Les institutions multilatérales jouèrent un rôle capital dans la sanctuarisation de ces thèses et dans la mise sous tutelle des gouvernements. Le libre-échange devint ainsi le dogme officiel du FMI, de la Banque mondiale, de l’OMC et de l’ OCDE. C’est cependant l’Union européenne (UE) qui fut l’agent le plus actif de la traduction de ce dogme en politiques concrètes, tant en son sein que dans ses relations avec le reste du monde. Les traités européens servirent de constitution commune, prenant la forme d’une sorte de religion d’Etat, à un ensemble géographique de près d’une trentaine de pays et d’un demi-milliard de citoyens dans la partie la plus riche de la planète.
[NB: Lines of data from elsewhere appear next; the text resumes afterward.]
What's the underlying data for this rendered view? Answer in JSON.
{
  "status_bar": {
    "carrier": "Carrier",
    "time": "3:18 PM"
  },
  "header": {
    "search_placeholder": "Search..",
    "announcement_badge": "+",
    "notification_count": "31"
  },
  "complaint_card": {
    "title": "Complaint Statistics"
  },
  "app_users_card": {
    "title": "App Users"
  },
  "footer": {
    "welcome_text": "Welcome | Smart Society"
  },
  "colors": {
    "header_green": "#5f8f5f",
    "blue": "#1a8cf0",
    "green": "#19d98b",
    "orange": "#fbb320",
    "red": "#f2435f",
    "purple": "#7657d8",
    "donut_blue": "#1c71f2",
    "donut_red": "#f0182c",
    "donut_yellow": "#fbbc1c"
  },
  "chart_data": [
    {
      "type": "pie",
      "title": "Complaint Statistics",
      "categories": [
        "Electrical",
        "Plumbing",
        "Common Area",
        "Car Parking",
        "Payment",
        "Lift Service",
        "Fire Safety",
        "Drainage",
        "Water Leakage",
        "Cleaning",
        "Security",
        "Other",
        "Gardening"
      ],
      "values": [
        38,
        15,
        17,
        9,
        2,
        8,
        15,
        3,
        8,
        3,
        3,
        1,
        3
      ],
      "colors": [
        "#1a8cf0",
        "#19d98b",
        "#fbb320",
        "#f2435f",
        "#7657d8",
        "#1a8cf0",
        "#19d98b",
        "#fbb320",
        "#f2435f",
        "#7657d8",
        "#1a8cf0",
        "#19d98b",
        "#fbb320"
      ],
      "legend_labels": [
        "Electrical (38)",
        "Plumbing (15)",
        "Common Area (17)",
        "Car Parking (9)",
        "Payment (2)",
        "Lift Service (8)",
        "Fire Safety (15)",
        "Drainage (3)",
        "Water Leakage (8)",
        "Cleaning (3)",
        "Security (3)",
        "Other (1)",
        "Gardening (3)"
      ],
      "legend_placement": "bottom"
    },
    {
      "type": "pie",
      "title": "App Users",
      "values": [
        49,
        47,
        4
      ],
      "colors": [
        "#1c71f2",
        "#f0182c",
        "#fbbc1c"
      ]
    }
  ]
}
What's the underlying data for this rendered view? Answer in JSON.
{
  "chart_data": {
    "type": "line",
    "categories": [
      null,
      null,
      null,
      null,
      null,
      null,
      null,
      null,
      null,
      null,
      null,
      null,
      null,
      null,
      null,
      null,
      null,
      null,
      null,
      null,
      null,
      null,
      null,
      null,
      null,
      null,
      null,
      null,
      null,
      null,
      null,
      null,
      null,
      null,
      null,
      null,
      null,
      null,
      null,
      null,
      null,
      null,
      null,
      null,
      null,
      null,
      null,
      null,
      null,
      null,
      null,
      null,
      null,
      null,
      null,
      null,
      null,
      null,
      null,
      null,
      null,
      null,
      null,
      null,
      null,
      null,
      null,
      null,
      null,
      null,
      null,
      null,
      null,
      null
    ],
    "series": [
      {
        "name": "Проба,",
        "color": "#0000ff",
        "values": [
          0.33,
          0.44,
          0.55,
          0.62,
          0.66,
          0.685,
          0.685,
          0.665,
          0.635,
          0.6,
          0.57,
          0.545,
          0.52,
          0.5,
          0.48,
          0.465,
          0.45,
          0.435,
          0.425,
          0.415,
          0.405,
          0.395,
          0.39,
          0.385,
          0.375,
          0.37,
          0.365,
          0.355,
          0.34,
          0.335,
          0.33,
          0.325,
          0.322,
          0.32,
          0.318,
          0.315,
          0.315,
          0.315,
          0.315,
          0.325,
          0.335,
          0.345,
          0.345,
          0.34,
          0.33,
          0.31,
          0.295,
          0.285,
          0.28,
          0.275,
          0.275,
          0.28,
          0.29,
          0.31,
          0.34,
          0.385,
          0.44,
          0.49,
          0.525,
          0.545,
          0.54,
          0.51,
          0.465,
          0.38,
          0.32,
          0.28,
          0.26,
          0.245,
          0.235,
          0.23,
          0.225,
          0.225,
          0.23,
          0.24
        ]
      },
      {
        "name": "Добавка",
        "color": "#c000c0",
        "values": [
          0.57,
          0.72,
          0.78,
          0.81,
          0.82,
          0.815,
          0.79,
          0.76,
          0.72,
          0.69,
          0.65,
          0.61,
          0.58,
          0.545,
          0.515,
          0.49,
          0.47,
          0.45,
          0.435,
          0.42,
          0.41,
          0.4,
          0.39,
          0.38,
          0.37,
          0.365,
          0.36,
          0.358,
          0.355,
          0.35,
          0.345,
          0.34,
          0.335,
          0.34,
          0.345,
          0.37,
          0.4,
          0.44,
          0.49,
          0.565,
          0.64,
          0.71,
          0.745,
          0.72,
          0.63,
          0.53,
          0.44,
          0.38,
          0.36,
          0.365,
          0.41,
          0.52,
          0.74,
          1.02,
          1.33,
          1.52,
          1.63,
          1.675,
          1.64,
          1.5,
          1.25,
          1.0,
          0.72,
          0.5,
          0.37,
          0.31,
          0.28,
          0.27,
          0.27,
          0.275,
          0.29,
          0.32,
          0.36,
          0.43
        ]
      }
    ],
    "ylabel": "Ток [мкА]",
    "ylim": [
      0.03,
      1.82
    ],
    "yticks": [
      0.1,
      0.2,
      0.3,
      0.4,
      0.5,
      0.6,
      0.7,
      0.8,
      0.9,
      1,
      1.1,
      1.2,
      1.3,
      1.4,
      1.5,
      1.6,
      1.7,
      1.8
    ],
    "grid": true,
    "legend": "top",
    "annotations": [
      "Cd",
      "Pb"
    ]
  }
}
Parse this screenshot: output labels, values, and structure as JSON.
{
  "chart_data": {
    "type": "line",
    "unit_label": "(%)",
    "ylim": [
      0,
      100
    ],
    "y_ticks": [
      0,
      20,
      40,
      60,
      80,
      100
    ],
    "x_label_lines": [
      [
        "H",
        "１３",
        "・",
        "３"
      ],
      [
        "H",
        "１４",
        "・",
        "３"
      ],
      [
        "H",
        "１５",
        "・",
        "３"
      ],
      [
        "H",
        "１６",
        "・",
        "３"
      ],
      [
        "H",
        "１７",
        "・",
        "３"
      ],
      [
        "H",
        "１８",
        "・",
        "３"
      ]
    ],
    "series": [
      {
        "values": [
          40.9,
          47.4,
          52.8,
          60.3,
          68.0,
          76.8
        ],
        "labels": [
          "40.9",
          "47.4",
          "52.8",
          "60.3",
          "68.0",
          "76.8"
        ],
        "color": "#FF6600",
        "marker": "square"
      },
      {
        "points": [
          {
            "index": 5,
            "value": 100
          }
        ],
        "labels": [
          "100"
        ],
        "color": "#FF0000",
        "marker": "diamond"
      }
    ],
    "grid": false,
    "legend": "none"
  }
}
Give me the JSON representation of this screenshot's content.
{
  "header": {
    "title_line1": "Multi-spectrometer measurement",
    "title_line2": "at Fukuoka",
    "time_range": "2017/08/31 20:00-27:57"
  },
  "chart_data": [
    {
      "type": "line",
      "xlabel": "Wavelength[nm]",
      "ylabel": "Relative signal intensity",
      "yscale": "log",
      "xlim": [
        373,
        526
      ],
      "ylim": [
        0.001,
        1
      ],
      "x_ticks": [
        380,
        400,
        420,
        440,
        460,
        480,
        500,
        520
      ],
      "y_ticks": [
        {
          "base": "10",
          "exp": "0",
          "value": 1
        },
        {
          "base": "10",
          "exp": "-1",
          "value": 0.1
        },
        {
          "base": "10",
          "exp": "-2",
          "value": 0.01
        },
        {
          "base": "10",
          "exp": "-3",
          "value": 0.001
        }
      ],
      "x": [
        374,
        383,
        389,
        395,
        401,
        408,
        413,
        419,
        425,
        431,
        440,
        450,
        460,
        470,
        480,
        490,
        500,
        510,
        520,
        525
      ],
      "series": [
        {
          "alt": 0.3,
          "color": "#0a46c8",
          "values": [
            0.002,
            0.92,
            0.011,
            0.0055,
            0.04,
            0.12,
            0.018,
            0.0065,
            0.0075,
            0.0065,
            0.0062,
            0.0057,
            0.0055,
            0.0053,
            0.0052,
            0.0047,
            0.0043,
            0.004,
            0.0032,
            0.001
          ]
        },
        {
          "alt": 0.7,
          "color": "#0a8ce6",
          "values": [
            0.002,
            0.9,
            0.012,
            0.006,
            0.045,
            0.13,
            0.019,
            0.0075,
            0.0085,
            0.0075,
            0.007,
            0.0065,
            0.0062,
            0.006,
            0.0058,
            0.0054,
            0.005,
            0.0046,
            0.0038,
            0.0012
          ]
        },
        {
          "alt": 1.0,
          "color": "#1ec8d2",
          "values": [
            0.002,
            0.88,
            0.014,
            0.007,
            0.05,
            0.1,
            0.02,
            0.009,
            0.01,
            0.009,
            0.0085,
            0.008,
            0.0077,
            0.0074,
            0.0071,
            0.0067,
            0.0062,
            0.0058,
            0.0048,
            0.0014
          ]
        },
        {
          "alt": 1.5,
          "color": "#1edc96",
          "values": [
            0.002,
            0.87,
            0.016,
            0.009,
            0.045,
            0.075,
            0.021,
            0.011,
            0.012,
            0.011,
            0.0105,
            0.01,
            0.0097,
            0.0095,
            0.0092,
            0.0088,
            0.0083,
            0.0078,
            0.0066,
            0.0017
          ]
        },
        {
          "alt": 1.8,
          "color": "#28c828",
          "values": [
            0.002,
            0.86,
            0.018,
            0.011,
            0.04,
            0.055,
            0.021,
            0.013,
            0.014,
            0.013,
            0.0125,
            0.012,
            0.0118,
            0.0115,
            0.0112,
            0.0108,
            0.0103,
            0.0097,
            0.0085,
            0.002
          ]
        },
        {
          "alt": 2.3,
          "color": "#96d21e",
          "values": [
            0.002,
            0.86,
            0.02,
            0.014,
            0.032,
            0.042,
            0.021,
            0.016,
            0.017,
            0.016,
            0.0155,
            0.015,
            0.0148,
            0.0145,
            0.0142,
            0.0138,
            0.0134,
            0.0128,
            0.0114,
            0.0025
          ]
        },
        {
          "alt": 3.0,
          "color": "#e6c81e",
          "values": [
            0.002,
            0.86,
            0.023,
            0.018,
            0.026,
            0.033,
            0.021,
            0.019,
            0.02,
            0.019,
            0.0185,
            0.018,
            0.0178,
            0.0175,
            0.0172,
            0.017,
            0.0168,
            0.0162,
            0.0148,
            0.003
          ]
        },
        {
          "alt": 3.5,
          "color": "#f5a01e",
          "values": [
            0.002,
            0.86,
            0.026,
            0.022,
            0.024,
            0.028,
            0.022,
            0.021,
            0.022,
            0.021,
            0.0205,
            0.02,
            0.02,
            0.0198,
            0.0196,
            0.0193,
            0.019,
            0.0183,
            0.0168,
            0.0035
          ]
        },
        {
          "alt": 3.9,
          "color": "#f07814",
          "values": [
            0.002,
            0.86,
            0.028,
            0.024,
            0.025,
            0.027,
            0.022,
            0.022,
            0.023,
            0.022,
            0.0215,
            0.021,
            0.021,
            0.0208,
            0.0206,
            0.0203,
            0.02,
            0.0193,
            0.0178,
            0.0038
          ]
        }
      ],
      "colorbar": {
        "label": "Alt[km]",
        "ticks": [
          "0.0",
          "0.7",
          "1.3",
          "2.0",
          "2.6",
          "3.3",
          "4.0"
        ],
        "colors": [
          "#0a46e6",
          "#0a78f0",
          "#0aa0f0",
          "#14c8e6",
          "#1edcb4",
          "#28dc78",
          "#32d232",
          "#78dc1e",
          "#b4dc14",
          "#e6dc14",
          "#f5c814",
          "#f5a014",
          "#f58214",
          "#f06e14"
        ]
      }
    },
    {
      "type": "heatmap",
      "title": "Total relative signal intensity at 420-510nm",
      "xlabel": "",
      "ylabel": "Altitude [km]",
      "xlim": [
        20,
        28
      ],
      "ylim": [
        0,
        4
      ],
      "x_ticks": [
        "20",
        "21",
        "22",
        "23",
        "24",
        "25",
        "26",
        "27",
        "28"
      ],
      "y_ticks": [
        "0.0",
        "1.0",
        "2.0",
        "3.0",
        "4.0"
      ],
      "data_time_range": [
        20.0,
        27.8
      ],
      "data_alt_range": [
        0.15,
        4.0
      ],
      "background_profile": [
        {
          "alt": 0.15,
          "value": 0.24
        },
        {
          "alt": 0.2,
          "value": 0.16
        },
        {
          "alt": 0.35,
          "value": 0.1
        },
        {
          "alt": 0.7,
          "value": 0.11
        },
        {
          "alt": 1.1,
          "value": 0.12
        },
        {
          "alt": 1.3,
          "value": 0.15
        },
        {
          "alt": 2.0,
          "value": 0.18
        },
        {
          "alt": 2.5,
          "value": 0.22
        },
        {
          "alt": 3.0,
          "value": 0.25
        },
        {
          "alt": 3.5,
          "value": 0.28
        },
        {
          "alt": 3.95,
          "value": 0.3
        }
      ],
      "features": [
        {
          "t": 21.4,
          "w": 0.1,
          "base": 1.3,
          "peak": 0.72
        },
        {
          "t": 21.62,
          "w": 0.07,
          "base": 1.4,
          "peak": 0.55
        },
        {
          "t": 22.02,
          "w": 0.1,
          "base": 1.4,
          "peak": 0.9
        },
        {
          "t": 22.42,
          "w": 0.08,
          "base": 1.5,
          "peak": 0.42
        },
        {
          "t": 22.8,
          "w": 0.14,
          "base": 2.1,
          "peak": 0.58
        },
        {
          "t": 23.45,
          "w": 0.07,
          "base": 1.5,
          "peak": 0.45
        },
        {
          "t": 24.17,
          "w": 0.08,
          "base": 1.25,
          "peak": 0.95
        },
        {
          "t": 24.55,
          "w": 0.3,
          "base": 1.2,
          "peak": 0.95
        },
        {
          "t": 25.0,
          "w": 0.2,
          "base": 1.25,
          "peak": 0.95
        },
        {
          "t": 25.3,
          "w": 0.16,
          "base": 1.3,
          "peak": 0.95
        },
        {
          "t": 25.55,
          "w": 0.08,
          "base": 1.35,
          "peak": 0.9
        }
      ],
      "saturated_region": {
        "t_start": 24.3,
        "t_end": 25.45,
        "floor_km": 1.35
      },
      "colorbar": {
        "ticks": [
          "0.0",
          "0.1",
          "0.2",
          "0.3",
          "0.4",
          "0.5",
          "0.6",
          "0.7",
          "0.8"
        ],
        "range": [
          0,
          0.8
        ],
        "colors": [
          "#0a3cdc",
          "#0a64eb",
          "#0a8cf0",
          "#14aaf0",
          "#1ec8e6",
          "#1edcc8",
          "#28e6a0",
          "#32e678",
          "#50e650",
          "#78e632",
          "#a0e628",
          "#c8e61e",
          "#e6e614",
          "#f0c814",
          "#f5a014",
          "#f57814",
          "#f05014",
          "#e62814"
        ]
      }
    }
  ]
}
Pour mettre en oeuvre ce projet, l’UE dispose d’un bras opérationnel : la Commission européenne qui impulse à jet continu des mesures dont le libre-échange est le principe actif. Cet activisme semble toutefois avoir atteint ses limites en raison de la résistance des sociétés. L’élection de Donald Trump a également, du moins en paroles, dédiabolisé le mot « protectionnisme » et son champ sémantique. Autre élément perturbateur du libre-échangisme : le 16 mai 2017, la Cour de justice de l’UE avait publié un avis – qui aura valeur de précédent – exigeant que, en raison de certaines de ses clauses, le traité de libre-échange UE-Singapour signé en 2013 ne soient pas ratifié seulement par le Conseil européen (les Etats) et le Parlement européen, mais qu’il soit également soumis aux Parlements nationaux, voire régionaux dans le cas de la Belgique.

L’irruption des Parlements nationaux dans ce qui était une chasse gardée des institutions communautaires est une concession visant à neutraliser les critiques des traités de libre-échange. Et peut-être aussi un indice du doute qui commence à s’installer chez certains de leurs dévots…

Notes

[1] Lire « Accords de libre-échange. Cinquante nuances de marché », Alternatives Sud, volume 24-2017/3, Centre tricontinental (Louvain-la-Neuve) et Editions Syllepse (Paris).